In New York, André is sick with longing and regret, especially after a letter arrives from Peggy announcing that she and Arnold now have an accelerated wedding date. Hearing him strain to say the word “March” to Abigail was the second saddest moment of the episode. After much drinking alone and much reminiscing about his courtship while staring at Peggy’s portrait, André ventures to Rivington’s pub. He’s not alone for long, drawing the attention of his onetime sexual plaything, Philomena. “Did something happen in Philadelphia?” she asks and then draws the correct conclusion. “Imagine that: a woman stealing John André’s well-guarded heart. There is a cure for that sort of melancholy…”
Sure, why not, he reluctantly decides, though the always-observing Townsend watches him leave with Philomena. But some semi-passionate lovemaking can’t distract André from his aching heart. If he can’t have Peggy, he can at least pretend: He requests that Philomena style her hair exactly like Peggy’s — not a problem because she knows an expert in the Philadelphia style who’s new to Manhattan. Freddy!

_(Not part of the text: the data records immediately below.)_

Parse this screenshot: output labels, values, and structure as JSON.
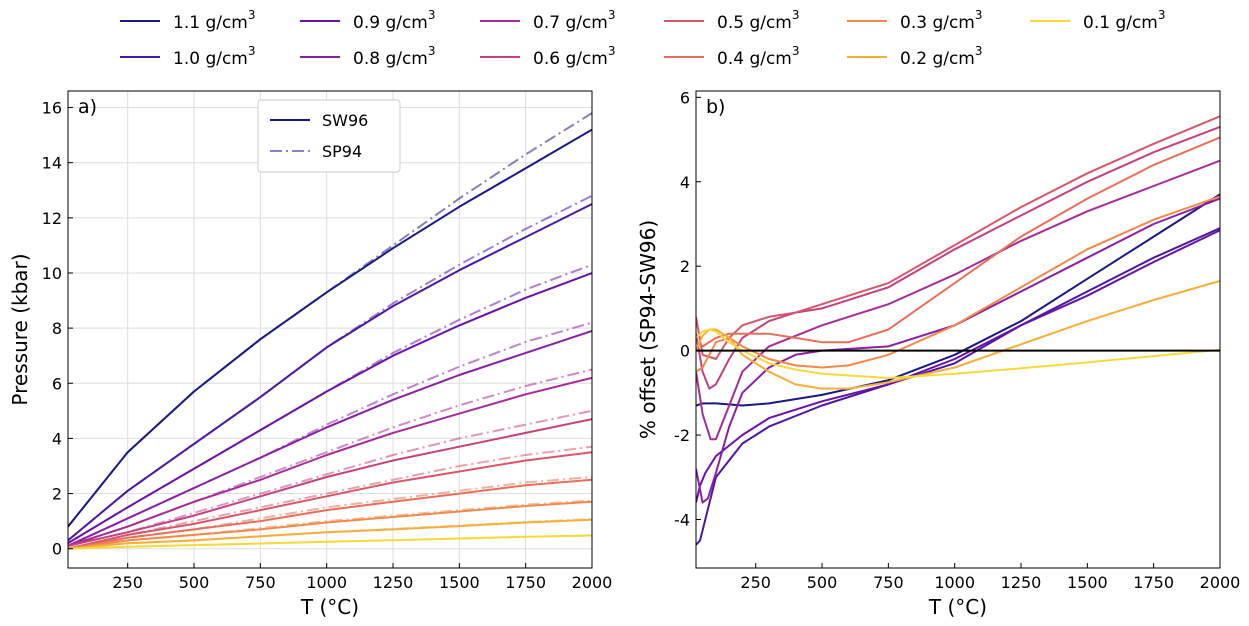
{
  "legend_top": {
    "entries": [
      {
        "label": "1.1 g/cm",
        "sup": "3",
        "color": "#1a1884"
      },
      {
        "label": "0.9 g/cm",
        "sup": "3",
        "color": "#6a12a8"
      },
      {
        "label": "0.7 g/cm",
        "sup": "3",
        "color": "#a52c98"
      },
      {
        "label": "0.5 g/cm",
        "sup": "3",
        "color": "#d6566b"
      },
      {
        "label": "0.3 g/cm",
        "sup": "3",
        "color": "#f0894a"
      },
      {
        "label": "0.1 g/cm",
        "sup": "3",
        "color": "#f8d93a"
      },
      {
        "label": "1.0 g/cm",
        "sup": "3",
        "color": "#4a18a2"
      },
      {
        "label": "0.8 g/cm",
        "sup": "3",
        "color": "#8a1fa3"
      },
      {
        "label": "0.6 g/cm",
        "sup": "3",
        "color": "#c2427f"
      },
      {
        "label": "0.4 g/cm",
        "sup": "3",
        "color": "#e76f5a"
      },
      {
        "label": "0.2 g/cm",
        "sup": "3",
        "color": "#f6ae3a"
      }
    ]
  },
  "chart_data": [
    {
      "type": "line",
      "panel_label": "a)",
      "xlabel": "T (°C)",
      "ylabel": "Pressure (kbar)",
      "xlim": [
        25,
        2000
      ],
      "ylim": [
        -0.7,
        16.6
      ],
      "xticks": [
        250,
        500,
        750,
        1000,
        1250,
        1500,
        1750,
        2000
      ],
      "yticks": [
        0,
        2,
        4,
        6,
        8,
        10,
        12,
        14,
        16
      ],
      "grid": true,
      "inner_legend": {
        "position": "top-center",
        "entries": [
          {
            "label": "SW96",
            "style": "solid",
            "color": "#1a1884"
          },
          {
            "label": "SP94",
            "style": "dashdot",
            "color": "#8a7fd0"
          }
        ]
      },
      "x": [
        25,
        250,
        500,
        750,
        1000,
        1250,
        1500,
        1750,
        2000
      ],
      "series": [
        {
          "name": "1.1 g/cm³ SW96",
          "color": "#1a1884",
          "style": "solid",
          "values": [
            0.8,
            3.5,
            5.7,
            7.6,
            9.3,
            10.9,
            12.4,
            13.8,
            15.2
          ]
        },
        {
          "name": "1.1 g/cm³ SP94",
          "color": "#1a1884",
          "style": "dashdot",
          "values": [
            0.8,
            3.5,
            5.7,
            7.6,
            9.3,
            11.0,
            12.7,
            14.3,
            15.8
          ]
        },
        {
          "name": "1.0 g/cm³ SW96",
          "color": "#4a18a2",
          "style": "solid",
          "values": [
            0.3,
            2.1,
            3.8,
            5.5,
            7.3,
            8.8,
            10.1,
            11.3,
            12.5
          ]
        },
        {
          "name": "1.0 g/cm³ SP94",
          "color": "#4a18a2",
          "style": "dashdot",
          "values": [
            0.3,
            2.1,
            3.8,
            5.5,
            7.3,
            8.9,
            10.3,
            11.6,
            12.8
          ]
        },
        {
          "name": "0.9 g/cm³ SW96",
          "color": "#6a12a8",
          "style": "solid",
          "values": [
            0.2,
            1.5,
            2.9,
            4.3,
            5.7,
            7.0,
            8.1,
            9.1,
            10.0
          ]
        },
        {
          "name": "0.9 g/cm³ SP94",
          "color": "#6a12a8",
          "style": "dashdot",
          "values": [
            0.2,
            1.5,
            2.9,
            4.3,
            5.7,
            7.1,
            8.3,
            9.4,
            10.3
          ]
        },
        {
          "name": "0.8 g/cm³ SW96",
          "color": "#8a1fa3",
          "style": "solid",
          "values": [
            0.1,
            1.1,
            2.2,
            3.3,
            4.4,
            5.4,
            6.3,
            7.1,
            7.9
          ]
        },
        {
          "name": "0.8 g/cm³ SP94",
          "color": "#8a1fa3",
          "style": "dashdot",
          "values": [
            0.1,
            1.1,
            2.2,
            3.3,
            4.5,
            5.6,
            6.6,
            7.5,
            8.2
          ]
        },
        {
          "name": "0.7 g/cm³ SW96",
          "color": "#a52c98",
          "style": "solid",
          "values": [
            0.1,
            0.8,
            1.7,
            2.5,
            3.4,
            4.2,
            4.9,
            5.6,
            6.2
          ]
        },
        {
          "name": "0.7 g/cm³ SP94",
          "color": "#a52c98",
          "style": "dashdot",
          "values": [
            0.1,
            0.8,
            1.7,
            2.6,
            3.5,
            4.4,
            5.2,
            5.9,
            6.5
          ]
        },
        {
          "name": "0.6 g/cm³ SW96",
          "color": "#c2427f",
          "style": "solid",
          "values": [
            0.1,
            0.6,
            1.2,
            1.9,
            2.6,
            3.2,
            3.7,
            4.2,
            4.7
          ]
        },
        {
          "name": "0.6 g/cm³ SP94",
          "color": "#c2427f",
          "style": "dashdot",
          "values": [
            0.1,
            0.6,
            1.3,
            2.0,
            2.7,
            3.4,
            4.0,
            4.5,
            5.0
          ]
        },
        {
          "name": "0.5 g/cm³ SW96",
          "color": "#d6566b",
          "style": "solid",
          "values": [
            0.0,
            0.5,
            0.9,
            1.4,
            1.9,
            2.4,
            2.8,
            3.2,
            3.5
          ]
        },
        {
          "name": "0.5 g/cm³ SP94",
          "color": "#d6566b",
          "style": "dashdot",
          "values": [
            0.0,
            0.5,
            1.0,
            1.5,
            2.0,
            2.5,
            3.0,
            3.4,
            3.7
          ]
        },
        {
          "name": "0.4 g/cm³ SW96",
          "color": "#e76f5a",
          "style": "solid",
          "values": [
            0.0,
            0.4,
            0.7,
            1.0,
            1.4,
            1.7,
            2.0,
            2.3,
            2.5
          ]
        },
        {
          "name": "0.4 g/cm³ SP94",
          "color": "#e76f5a",
          "style": "dashdot",
          "values": [
            0.0,
            0.4,
            0.7,
            1.1,
            1.5,
            1.8,
            2.1,
            2.4,
            2.6
          ]
        },
        {
          "name": "0.3 g/cm³ SW96",
          "color": "#f0894a",
          "style": "solid",
          "values": [
            0.0,
            0.3,
            0.5,
            0.7,
            0.95,
            1.15,
            1.35,
            1.55,
            1.7
          ]
        },
        {
          "name": "0.3 g/cm³ SP94",
          "color": "#f0894a",
          "style": "dashdot",
          "values": [
            0.0,
            0.3,
            0.5,
            0.75,
            1.0,
            1.2,
            1.4,
            1.6,
            1.75
          ]
        },
        {
          "name": "0.2 g/cm³ SW96",
          "color": "#f6ae3a",
          "style": "solid",
          "values": [
            0.0,
            0.2,
            0.3,
            0.45,
            0.6,
            0.7,
            0.82,
            0.95,
            1.05
          ]
        },
        {
          "name": "0.2 g/cm³ SP94",
          "color": "#f6ae3a",
          "style": "dashdot",
          "values": [
            0.0,
            0.2,
            0.3,
            0.45,
            0.6,
            0.72,
            0.84,
            0.97,
            1.08
          ]
        },
        {
          "name": "0.1 g/cm³ SW96",
          "color": "#f8d93a",
          "style": "solid",
          "values": [
            0.0,
            0.07,
            0.13,
            0.19,
            0.25,
            0.31,
            0.37,
            0.43,
            0.48
          ]
        },
        {
          "name": "0.1 g/cm³ SP94",
          "color": "#f8d93a",
          "style": "dashdot",
          "values": [
            0.0,
            0.07,
            0.13,
            0.19,
            0.25,
            0.31,
            0.37,
            0.43,
            0.48
          ]
        }
      ]
    },
    {
      "type": "line",
      "panel_label": "b)",
      "xlabel": "T (°C)",
      "ylabel": "% offset (SP94-SW96)",
      "xlim": [
        25,
        2000
      ],
      "ylim": [
        -5.15,
        6.15
      ],
      "xticks": [
        250,
        500,
        750,
        1000,
        1250,
        1500,
        1750,
        2000
      ],
      "yticks": [
        -4,
        -2,
        0,
        2,
        4,
        6
      ],
      "grid": false,
      "zero_line": 0,
      "series": [
        {
          "name": "1.1 g/cm³",
          "color": "#1a1884",
          "x": [
            25,
            50,
            100,
            200,
            300,
            500,
            750,
            1000,
            1250,
            1500,
            1750,
            2000
          ],
          "values": [
            -1.3,
            -1.25,
            -1.25,
            -1.3,
            -1.25,
            -1.05,
            -0.7,
            -0.1,
            0.7,
            1.7,
            2.7,
            3.7
          ]
        },
        {
          "name": "1.0 g/cm³",
          "color": "#4a18a2",
          "x": [
            25,
            40,
            60,
            100,
            200,
            300,
            500,
            750,
            1000,
            1250,
            1500,
            1750,
            2000
          ],
          "values": [
            -4.6,
            -4.5,
            -4.0,
            -3.0,
            -2.2,
            -1.8,
            -1.3,
            -0.8,
            -0.3,
            0.6,
            1.4,
            2.2,
            2.9
          ]
        },
        {
          "name": "0.9 g/cm³",
          "color": "#6a12a8",
          "x": [
            25,
            40,
            60,
            100,
            200,
            300,
            500,
            750,
            1000,
            1250,
            1500,
            1750,
            2000
          ],
          "values": [
            -3.6,
            -3.2,
            -2.9,
            -2.5,
            -2.0,
            -1.6,
            -1.2,
            -0.8,
            -0.2,
            0.6,
            1.3,
            2.1,
            2.85
          ]
        },
        {
          "name": "0.8 g/cm³",
          "color": "#8a1fa3",
          "x": [
            25,
            50,
            70,
            100,
            150,
            200,
            300,
            400,
            500,
            750,
            1000,
            1250,
            1500,
            1750,
            2000
          ],
          "values": [
            -2.8,
            -3.6,
            -3.5,
            -2.9,
            -1.8,
            -1.0,
            -0.4,
            -0.1,
            0.0,
            0.1,
            0.6,
            1.4,
            2.2,
            3.0,
            3.6
          ]
        },
        {
          "name": "0.7 g/cm³",
          "color": "#a52c98",
          "x": [
            25,
            50,
            80,
            100,
            150,
            200,
            300,
            500,
            750,
            1000,
            1250,
            1500,
            1750,
            2000
          ],
          "values": [
            -0.5,
            -1.5,
            -2.1,
            -2.1,
            -1.3,
            -0.5,
            0.1,
            0.6,
            1.1,
            1.8,
            2.6,
            3.3,
            3.9,
            4.5
          ]
        },
        {
          "name": "0.6 g/cm³",
          "color": "#c2427f",
          "x": [
            25,
            50,
            75,
            100,
            150,
            200,
            300,
            400,
            500,
            750,
            1000,
            1250,
            1500,
            1750,
            2000
          ],
          "values": [
            0.4,
            -0.5,
            -0.9,
            -0.8,
            -0.2,
            0.3,
            0.7,
            0.9,
            1.0,
            1.5,
            2.4,
            3.2,
            4.0,
            4.7,
            5.3
          ]
        },
        {
          "name": "0.5 g/cm³",
          "color": "#d6566b",
          "x": [
            25,
            50,
            100,
            150,
            200,
            300,
            400,
            500,
            750,
            1000,
            1250,
            1500,
            1750,
            2000
          ],
          "values": [
            0.8,
            -0.1,
            -0.2,
            0.3,
            0.6,
            0.8,
            0.9,
            1.1,
            1.6,
            2.5,
            3.4,
            4.2,
            4.9,
            5.55
          ]
        },
        {
          "name": "0.4 g/cm³",
          "color": "#e76f5a",
          "x": [
            25,
            50,
            100,
            150,
            200,
            300,
            400,
            500,
            600,
            750,
            1000,
            1250,
            1500,
            1750,
            2000
          ],
          "values": [
            0.2,
            0.1,
            0.3,
            0.4,
            0.4,
            0.4,
            0.3,
            0.2,
            0.2,
            0.5,
            1.6,
            2.7,
            3.6,
            4.4,
            5.05
          ]
        },
        {
          "name": "0.3 g/cm³",
          "color": "#f0894a",
          "x": [
            25,
            50,
            100,
            150,
            200,
            300,
            400,
            500,
            600,
            750,
            1000,
            1250,
            1500,
            1750,
            2000
          ],
          "values": [
            -0.5,
            -0.4,
            0.2,
            0.3,
            0.1,
            -0.2,
            -0.35,
            -0.4,
            -0.35,
            -0.1,
            0.6,
            1.5,
            2.4,
            3.1,
            3.65
          ]
        },
        {
          "name": "0.2 g/cm³",
          "color": "#f6ae3a",
          "x": [
            25,
            50,
            75,
            100,
            150,
            200,
            300,
            400,
            500,
            600,
            750,
            1000,
            1250,
            1500,
            1750,
            2000
          ],
          "values": [
            0.0,
            0.35,
            0.5,
            0.5,
            0.3,
            -0.1,
            -0.5,
            -0.8,
            -0.9,
            -0.9,
            -0.75,
            -0.4,
            0.15,
            0.7,
            1.2,
            1.65
          ]
        },
        {
          "name": "0.1 g/cm³",
          "color": "#f8d93a",
          "x": [
            25,
            50,
            75,
            100,
            150,
            200,
            300,
            400,
            500,
            750,
            1000,
            1250,
            1500,
            1750,
            2000
          ],
          "values": [
            0.3,
            0.45,
            0.5,
            0.45,
            0.2,
            0.0,
            -0.3,
            -0.45,
            -0.55,
            -0.65,
            -0.55,
            -0.42,
            -0.28,
            -0.13,
            0.02
          ]
        }
      ]
    }
  ]
}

Peggy grips a lock of André’s hair when she’s ravaged by Arnold; now André is reshaping his concubine to wear Peggy’s high roll. It’s all about the hair. Freddy is bound to write Peggy that André has taken up with a woman who’s wearing her style hair, and my guess is that her initial impulse will not be flattery — especially after Abigail reassured her that she was all he thought about.
Three beautiful women, five lost boys. Perhaps the men will win and lose the war, but the women might be the real field generals.